Should she run away like Katrina Erickson? No, she wanted nothing to do with the bitch who was responsible for her current hell.

Robyn jammed her keys into the ignition and yanked her car out of the parking space she’d used for eighteen years and sped toward Leroy, the ancient security guard who tacked more than a hundred pictures of his grandkids and great-grandkids on the back wall of his guard booth. As she slammed to a stop at the booth window, her stomach lurched at the sight of all those smiling faces.

What really made today worse was that she was facing it alone. No faces smiled in her corner of the world. No one would tell her that things would be all right or that life would go on. Her throat swelled.

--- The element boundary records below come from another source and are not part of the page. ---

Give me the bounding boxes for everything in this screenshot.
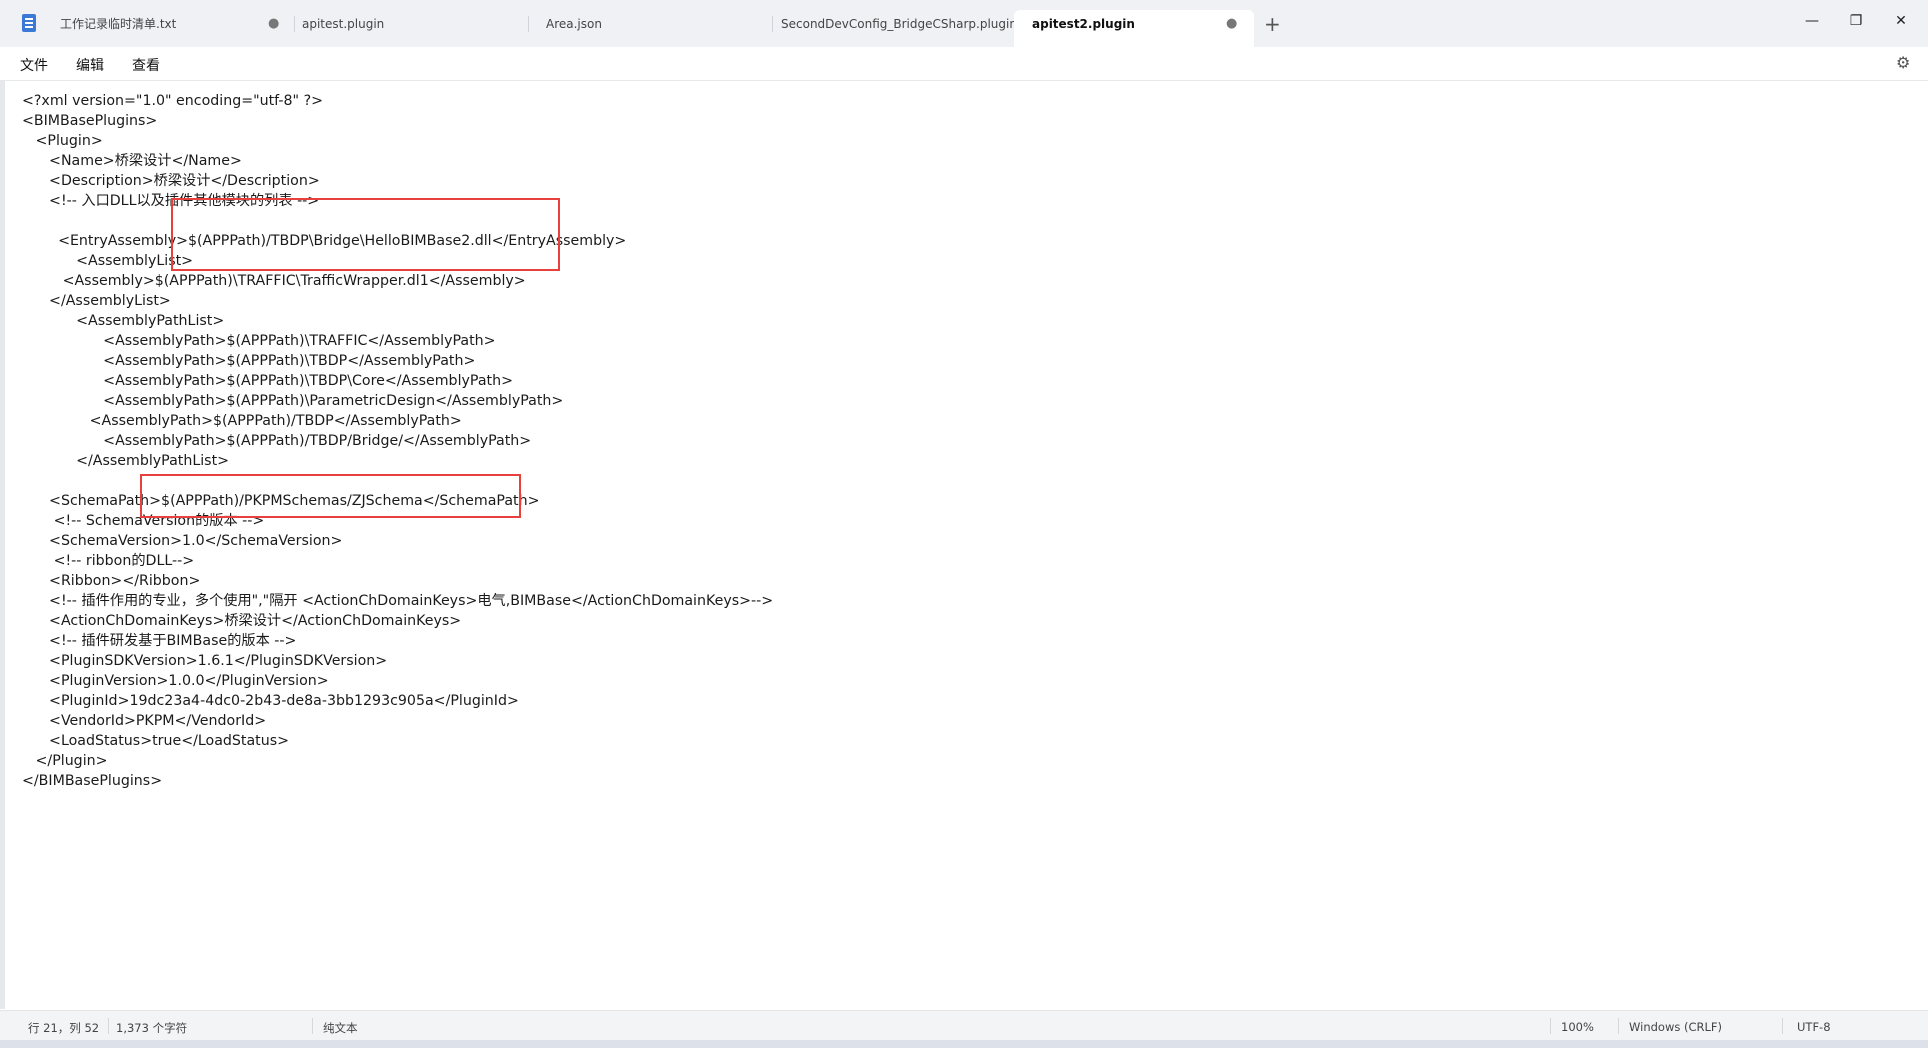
editor-line[interactable]: <Name>桥梁设计</Name> [22,151,773,171]
editor-line[interactable]: <BIMBasePlugins> [22,111,773,131]
editor-line[interactable]: <LoadStatus>true</LoadStatus> [22,731,773,751]
editor-line[interactable]: <PluginId>19dc23a4-4dc0-2b43-de8a-3bb129… [22,691,773,711]
status-divider [312,1018,313,1034]
editor-line[interactable]: </Plugin> [22,751,773,771]
line-ending[interactable]: Windows (CRLF) [1629,1020,1722,1034]
tab-seconddevconfig[interactable]: SecondDevConfig_BridgeCSharp.plugin [763,10,1017,47]
close-button[interactable]: ✕ [1886,10,1916,32]
cursor-position: 行 21，列 52 [28,1021,100,1035]
editor-line[interactable]: <VendorId>PKPM</VendorId> [22,711,773,731]
editor-line[interactable]: <AssemblyPath>$(APPPath)\TBDP</AssemblyP… [22,351,773,371]
menu-file[interactable]: 文件 [20,55,48,75]
editor-line[interactable]: <PluginSDKVersion>1.6.1</PluginSDKVersio… [22,651,773,671]
editor-line[interactable]: </AssemblyPathList> [22,451,773,471]
tab-label: apitest.plugin [302,17,385,31]
encoding[interactable]: UTF-8 [1797,1020,1831,1034]
editor-line[interactable]: <ActionChDomainKeys>桥梁设计</ActionChDomain… [22,611,773,631]
editor-line[interactable]: <Ribbon></Ribbon> [22,571,773,591]
tab-apitest2[interactable]: apitest2.plugin ● [1014,10,1254,47]
status-divider [1550,1018,1551,1034]
tab-label: 工作记录临时清单.txt [60,17,177,31]
notepad-app-icon [22,14,36,32]
menu-edit[interactable]: 编辑 [76,55,104,75]
editor-line[interactable]: <Plugin> [22,131,773,151]
tab-bar: 工作记录临时清单.txt ● apitest.plugin Area.json … [0,0,1928,47]
editor-line[interactable]: </AssemblyList> [22,291,773,311]
new-tab-button[interactable]: + [1264,12,1281,36]
status-divider [1618,1018,1619,1034]
menu-bar: 文件 编辑 查看 ⚙ [0,47,1928,81]
editor-line[interactable]: </BIMBasePlugins> [22,771,773,791]
tab-work-log[interactable]: 工作记录临时清单.txt ● [42,10,282,47]
editor-line[interactable]: <AssemblyPath>$(APPPath)\TRAFFIC</Assemb… [22,331,773,351]
zoom-level[interactable]: 100% [1561,1020,1594,1034]
unsaved-dot-icon: ● [268,16,280,31]
highlight-box-schema-path [140,474,521,518]
tab-label: SecondDevConfig_BridgeCSharp.plugin [781,17,1017,31]
editor-line[interactable]: <SchemaVersion>1.0</SchemaVersion> [22,531,773,551]
editor-line[interactable]: <!-- 插件研发基于BIMBase的版本 --> [22,631,773,651]
status-bar: 行 21，列 52 1,373 个字符 纯文本 100% Windows (CR… [0,1010,1928,1041]
editor-line[interactable]: <PluginVersion>1.0.0</PluginVersion> [22,671,773,691]
tab-label: Area.json [546,17,602,31]
taskbar-edge [0,1040,1928,1048]
editor-line[interactable]: <AssemblyPathList> [22,311,773,331]
character-count: 1,373 个字符 [116,1021,188,1035]
tab-label: apitest2.plugin [1032,17,1135,31]
editor-line[interactable]: <AssemblyPath>$(APPPath)/TBDP/Bridge/</A… [22,431,773,451]
text-editor[interactable]: <?xml version="1.0" encoding="utf-8" ?> <… [0,81,1928,1009]
editor-line[interactable]: <AssemblyPath>$(APPPath)\TBDP\Core</Asse… [22,371,773,391]
minimize-button[interactable]: — [1797,10,1827,32]
editor-content[interactable]: <?xml version="1.0" encoding="utf-8" ?> <… [22,91,773,791]
editor-line[interactable]: <!-- ribbon的DLL--> [22,551,773,571]
tab-area-json[interactable]: Area.json [528,10,768,47]
editor-line[interactable]: <AssemblyPath>$(APPPath)/TBDP</AssemblyP… [22,411,773,431]
editor-line[interactable]: <AssemblyPath>$(APPPath)\ParametricDesig… [22,391,773,411]
highlight-box-entry-assembly [171,198,560,271]
text-format[interactable]: 纯文本 [323,1020,358,1036]
status-divider [1782,1018,1783,1034]
tab-apitest[interactable]: apitest.plugin [284,10,524,47]
editor-line[interactable]: <Description>桥梁设计</Description> [22,171,773,191]
status-divider [108,1018,109,1034]
editor-line[interactable]: <!-- 插件作用的专业，多个使用","隔开 <ActionChDomainKe… [22,591,773,611]
unsaved-dot-icon: ● [1226,16,1238,31]
maximize-button[interactable]: ❐ [1841,10,1871,32]
menu-view[interactable]: 查看 [132,55,160,75]
editor-line[interactable]: <?xml version="1.0" encoding="utf-8" ?> [22,91,773,111]
editor-line[interactable]: <Assembly>$(APPPath)\TRAFFIC\TrafficWrap… [22,271,773,291]
settings-gear-icon[interactable]: ⚙ [1896,53,1910,72]
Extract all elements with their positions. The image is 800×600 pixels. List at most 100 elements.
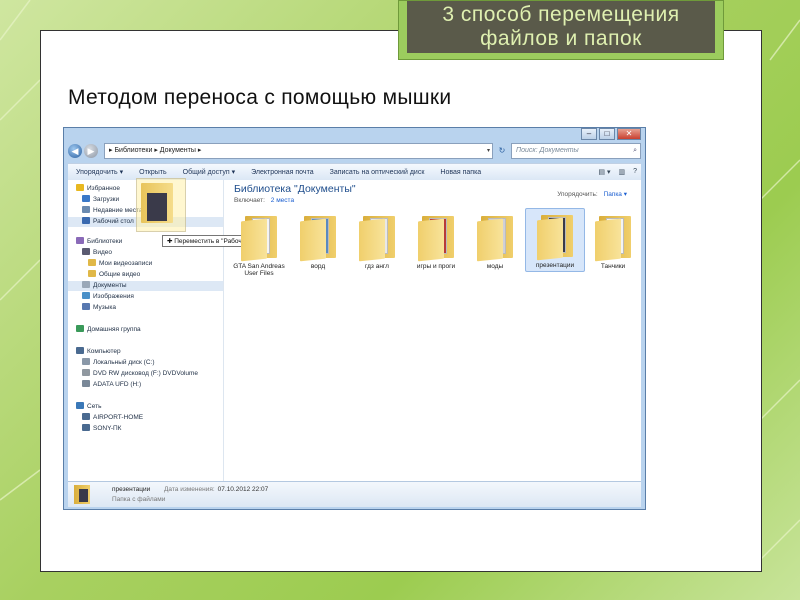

She pictured Mike, or at least the man he was before prison. So much had been taken from him, from her.

“Hey there, Miss Banks,” Leroy said. “I heard you was leaving today, and I got something for you.” He rummaged below the counter. She didn’t rush him. Who wanted to rush home to a crumbling house and crumbling husband?

Plastic crinkled, and the security guard stuck his hand through the open glass window. “Got you a little going-away present. I know how you like them.”

She stared at the cellophane package filled with a dozen chocolate peppermints.

“It ain’t much.” Leroy winked. “But I thought you’d like a few for whatever road you’re headed down next.”

No, it wasn’t much. Not a big party. Not a sending-off bonus. Not even a group-signed greeting card. But it was something. Something in her miserable, pathetic excuse for a life.